Devolution pushes up cost of business permits


Jane Kiringai, Commission on Revenue Allocation chairperson. file photo | nmg

An investor opening a supermarket on a premise measuring just over 3,000 square metres pays nearly double for a business permit in Migori compared to Nairobi, underlining the appetite by counties to generate own revenue.

Data released on Wednesday by the Commission on Revenue Allocation (CRA) based on the latest county revenue laws, shows that annual single business permit for 3,001 square metre hyper supermarket costs an investor in Migori Sh150,000 annually.

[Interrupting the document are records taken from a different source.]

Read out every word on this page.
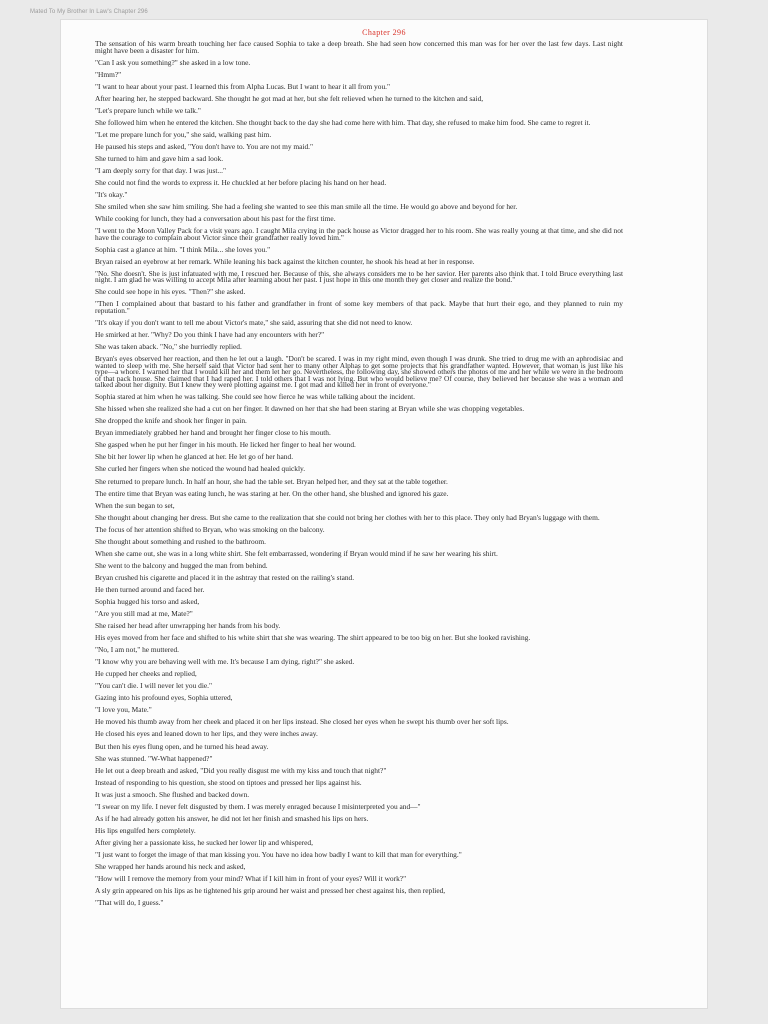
Mated To My Brother In Law's Chapter 296
Chapter 296

The sensation of his warm breath touching her face caused Sophia to take a deep breath. She had seen how concerned this man was for her over the last few days. Last night might have been a disaster for him.

"Can I ask you something?" she asked in a low tone.

"Hmm?"

"I want to hear about your past. I learned this from Alpha Lucas. But I want to hear it all from you."

After hearing her, he stepped backward. She thought he got mad at her, but she felt relieved when he turned to the kitchen and said,

"Let's prepare lunch while we talk."

She followed him when he entered the kitchen. She thought back to the day she had come here with him. That day, she refused to make him food. She came to regret it.

"Let me prepare lunch for you," she said, walking past him.

He paused his steps and asked, "You don't have to. You are not my maid."

She turned to him and gave him a sad look.

"I am deeply sorry for that day. I was just..."

She could not find the words to express it. He chuckled at her before placing his hand on her head.

"It's okay."

She smiled when she saw him smiling. She had a feeling she wanted to see this man smile all the time. He would go above and beyond for her.

While cooking for lunch, they had a conversation about his past for the first time.

"I went to the Moon Valley Pack for a visit years ago. I caught Mila crying in the pack house as Victor dragged her to his room. She was really young at that time, and she did not have the courage to complain about Victor since their grandfather really loved him."

Sophia cast a glance at him. "I think Mila... she loves you."

Bryan raised an eyebrow at her remark. While leaning his back against the kitchen counter, he shook his head at her in response.

"No. She doesn't. She is just infatuated with me. I rescued her. Because of this, she always considers me to be her savior. Her parents also think that. I told Bruce everything last night. I am glad he was willing to accept Mila after learning about her past. I just hope in this one month they get closer and realize the bond."

She could see hope in his eyes. "Then?" she asked.

"Then I complained about that bastard to his father and grandfather in front of some key members of that pack. Maybe that hurt their ego, and they planned to ruin my reputation."

"It's okay if you don't want to tell me about Victor's mate," she said, assuring that she did not need to know.

He smirked at her. "Why? Do you think I have had any encounters with her?"

She was taken aback. "No," she hurriedly replied.

Bryan's eyes observed her reaction, and then he let out a laugh. "Don't be scared. I was in my right mind, even though I was drunk. She tried to drug me with an aphrodisiac and wanted to sleep with me. She herself said that Victor had sent her to many other Alphas to get some projects that his grandfather wanted. However, that woman is just like his type—a whore. I warned her that I would kill her and them let her go. Nevertheless, the following day, she showed others the photos of me and her while we were in the bedroom of that pack house. She claimed that I had raped her. I told others that I was not lying. But who would believe me? Of course, they believed her because she was a woman and talked about her dignity. But I knew they were plotting against me. I got mad and killed her in front of everyone."

Sophia stared at him when he was talking. She could see how fierce he was while talking about the incident.

She hissed when she realized she had a cut on her finger. It dawned on her that she had been staring at Bryan while she was chopping vegetables.

She dropped the knife and shook her finger in pain.

Bryan immediately grabbed her hand and brought her finger close to his mouth.

She gasped when he put her finger in his mouth. He licked her finger to heal her wound.

She bit her lower lip when he glanced at her. He let go of her hand.

She curled her fingers when she noticed the wound had healed quickly.

She returned to prepare lunch. In half an hour, she had the table set. Bryan helped her, and they sat at the table together.

The entire time that Bryan was eating lunch, he was staring at her. On the other hand, she blushed and ignored his gaze.

When the sun began to set,

She thought about changing her dress. But she came to the realization that she could not bring her clothes with her to this place. They only had Bryan's luggage with them.

The focus of her attention shifted to Bryan, who was smoking on the balcony.

She thought about something and rushed to the bathroom.

When she came out, she was in a long white shirt. She felt embarrassed, wondering if Bryan would mind if he saw her wearing his shirt.

She went to the balcony and hugged the man from behind.

Bryan crushed his cigarette and placed it in the ashtray that rested on the railing's stand.

He then turned around and faced her.

Sophia hugged his torso and asked,

"Are you still mad at me, Mate?"

She raised her head after unwrapping her hands from his body.

His eyes moved from her face and shifted to his white shirt that she was wearing. The shirt appeared to be too big on her. But she looked ravishing.

"No, I am not," he muttered.

"I know why you are behaving well with me. It's because I am dying, right?" she asked.

He cupped her cheeks and replied,

"You can't die. I will never let you die."

Gazing into his profound eyes, Sophia uttered,

"I love you, Mate."

He moved his thumb away from her cheek and placed it on her lips instead. She closed her eyes when he swept his thumb over her soft lips.

He closed his eyes and leaned down to her lips, and they were inches away.

But then his eyes flung open, and he turned his head away.

She was stunned. "W-What happened?"

He let out a deep breath and asked, "Did you really disgust me with my kiss and touch that night?"

Instead of responding to his question, she stood on tiptoes and pressed her lips against his.

It was just a smooch. She flushed and backed down.

"I swear on my life. I never felt disgusted by them. I was merely enraged because I misinterpreted you and—"

As if he had already gotten his answer, he did not let her finish and smashed his lips on hers.

His lips engulfed hers completely.

After giving her a passionate kiss, he sucked her lower lip and whispered,

"I just want to forget the image of that man kissing you. You have no idea how badly I want to kill that man for everything."

She wrapped her hands around his neck and asked,

"How will I remove the memory from your mind? What if I kill him in front of your eyes? Will it work?"

A sly grin appeared on his lips as he tightened his grip around her waist and pressed her chest against his, then replied,

"That will do, I guess."
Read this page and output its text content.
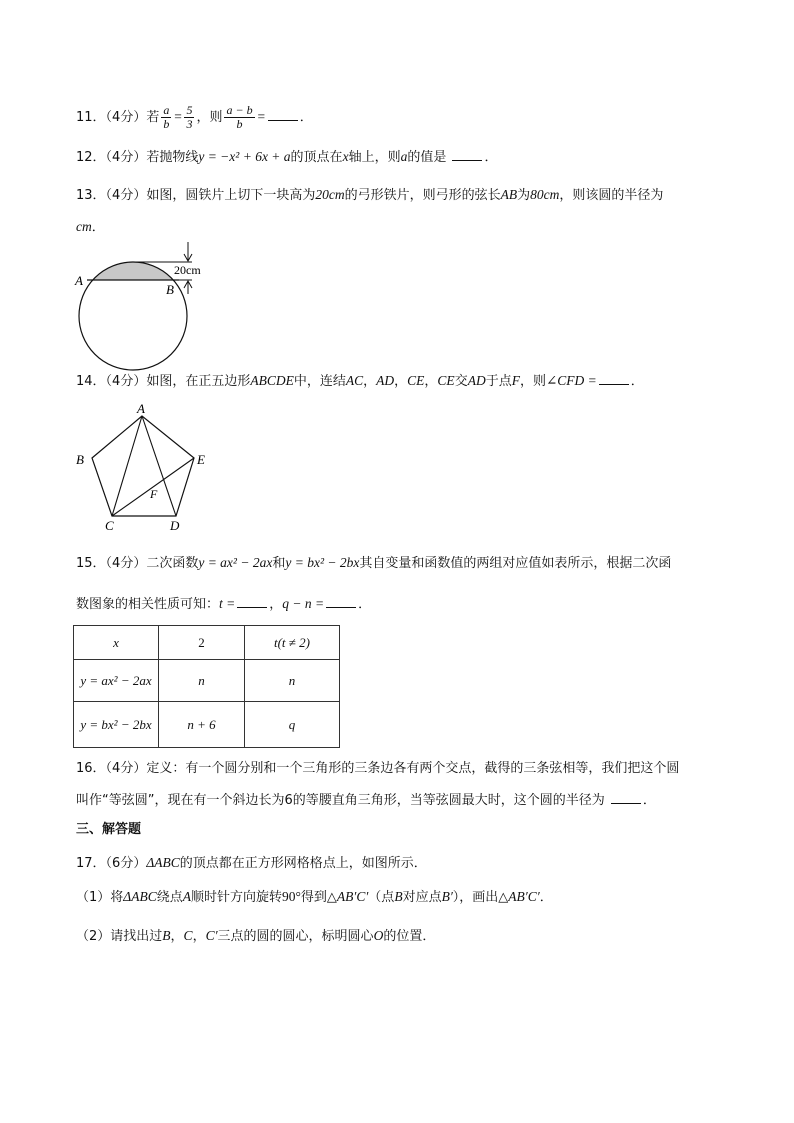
11．（4分）若 $\frac{a}{b} = \frac{5}{3}$ ，则 $\frac{a - b}{b}$ =	．
12．（4分）若抛物线y = −x² + 6x + a的顶点在x轴上，则a的值是	．
13．（4分）如图，圆铁片上切下一块高为20cm的弓形铁片，则弓形的弦长AB为80cm，则该圆的半径为
cm．
A
B
20cm
14．（4分）如图，在正五边形ABCDE中，连结AC，AD，CE，CE交AD于点F，则∠CFD =	．
A
B
C	D
E
F
15．（4分）二次函数y = ax² − 2ax和y = bx² − 2bx其自变量和函数值的两组对应值如表所示，根据二次函
数图象的相关性质可知：t =	，q − n =	．
x	2	t(t ≠ 2)
y = ax² − 2ax	n	n
y = bx² − 2bx	n + 6	q
16．（4分）定义：有一个圆分别和一个三角形的三条边各有两个交点，截得的三条弦相等，我们把这个圆
叫作“等弦圆”，现在有一个斜边长为6的等腰直角三角形，当等弦圆最大时，这个圆的半径为	．
三、解答题
17．（6分）ΔABC的顶点都在正方形网格格点上，如图所示．
（1）将ΔABC绕点A顺时针方向旋转90°得到△AB′C′（点B对应点B′），画出△AB′C′．
（2）请找出过B，C，C′三点的圆的圆心，标明圆心O的位置．
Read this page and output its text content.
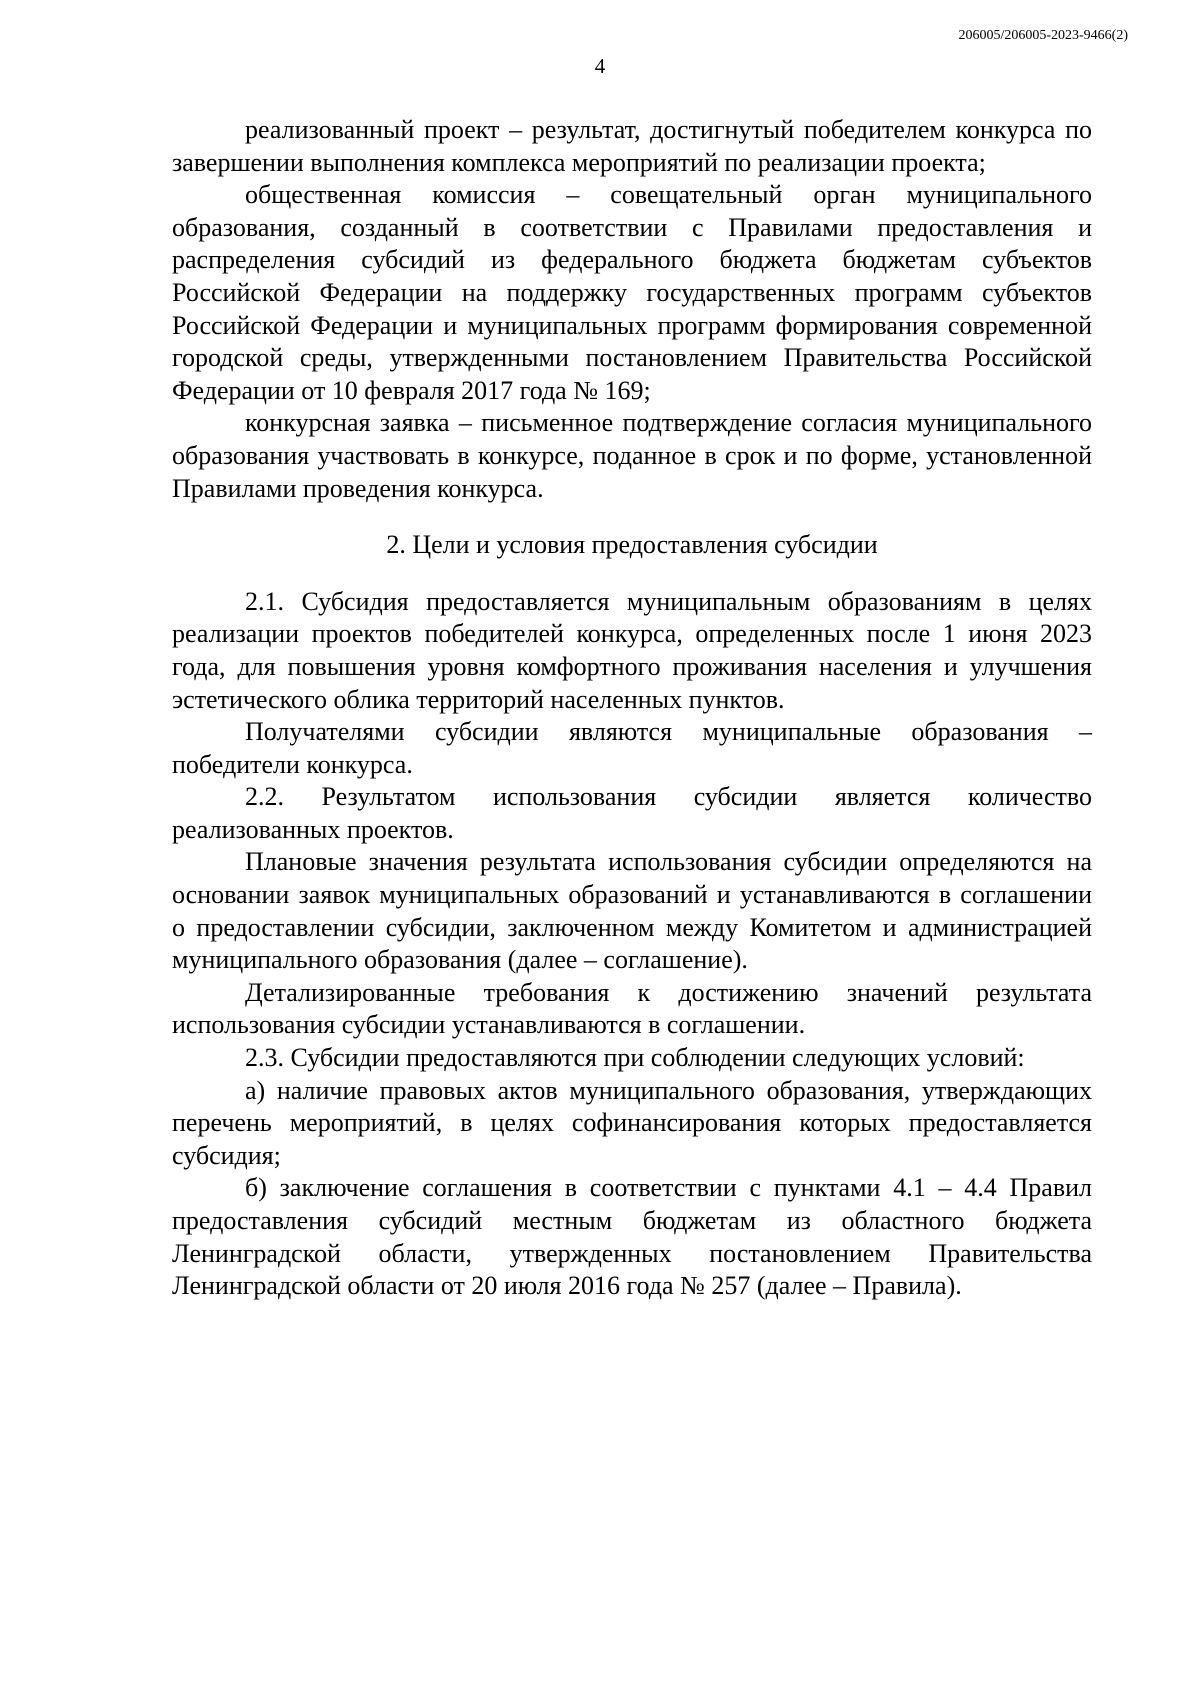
206005/206005-2023-9466(2)
4

реализованный проект – результат, достигнутый победителем конкурса по завершении выполнения комплекса мероприятий по реализации проекта;

общественная комиссия – совещательный орган муниципального образования, созданный в соответствии с Правилами предоставления и распределения субсидий из федерального бюджета бюджетам субъектов Российской Федерации на поддержку государственных программ субъектов Российской Федерации и муниципальных программ формирования современной городской среды, утвержденными постановлением Правительства Российской Федерации от 10 февраля 2017 года № 169;

конкурсная заявка – письменное подтверждение согласия муниципального образования участвовать в конкурсе, поданное в срок и по форме, установленной Правилами проведения конкурса.

2. Цели и условия предоставления субсидии

2.1. Субсидия предоставляется муниципальным образованиям в целях реализации проектов победителей конкурса, определенных после 1 июня 2023 года, для повышения уровня комфортного проживания населения и улучшения эстетического облика территорий населенных пунктов.

Получателями субсидии являются муниципальные образования – победители конкурса.

2.2. Результатом использования субсидии является количество реализованных проектов.

Плановые значения результата использования субсидии определяются на основании заявок муниципальных образований и устанавливаются в соглашении о предоставлении субсидии, заключенном между Комитетом и администрацией муниципального образования (далее – соглашение).

Детализированные требования к достижению значений результата использования субсидии устанавливаются в соглашении.

2.3. Субсидии предоставляются при соблюдении следующих условий:

а) наличие правовых актов муниципального образования, утверждающих перечень мероприятий, в целях софинансирования которых предоставляется субсидия;

б) заключение соглашения в соответствии с пунктами 4.1 – 4.4 Правил предоставления субсидий местным бюджетам из областного бюджета Ленинградской области, утвержденных постановлением Правительства Ленинградской области от 20 июля 2016 года № 257 (далее – Правила).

This is 87.5 per cent more than the Sh80,000 one pays in annual fee for a permit for the same business and space in Nairobi, data in the Integrated Devolution Data Portal indicates.

The portal was launched in partnership with the Kenya Association of Manufacturers (KAM) with technical help from the European Union.

The portal piloted in Nairobi, Migori, Nyeri, Kwale and Wajir also lays bare county budgets, expenditure, plans and their delivery indicators, with the last two items yet to be updated.

Kwale charges Sh90,000 for a permit for a hypermarket measuring more than 2,500 cubic metres.

Nyeri and Wajir do not contain the annual Single Business Permit fees for supermarkets.

CRA vice chairman Humphrey Wattanga said data for the remainder 42 counties will be downloaded on the website in the next 18 months.

CRA chairperson Jane Kiringai said the portal enables investors and the public access “varied datasets from which raw data can be extracted, processed, analysed and presented in a manner that easily highlights trends, patterns and helps inform decision making”.

“The next phase will provide data on what exactly they (counties) are doing with the money,” Ms Kiringai said.

The head of operation at KAM, Dalmas Okendo, said regulatory frameworks in counties were largely inconsistent with those at national level, creating uncertainty in the investment environment and increasing the cost of doing business.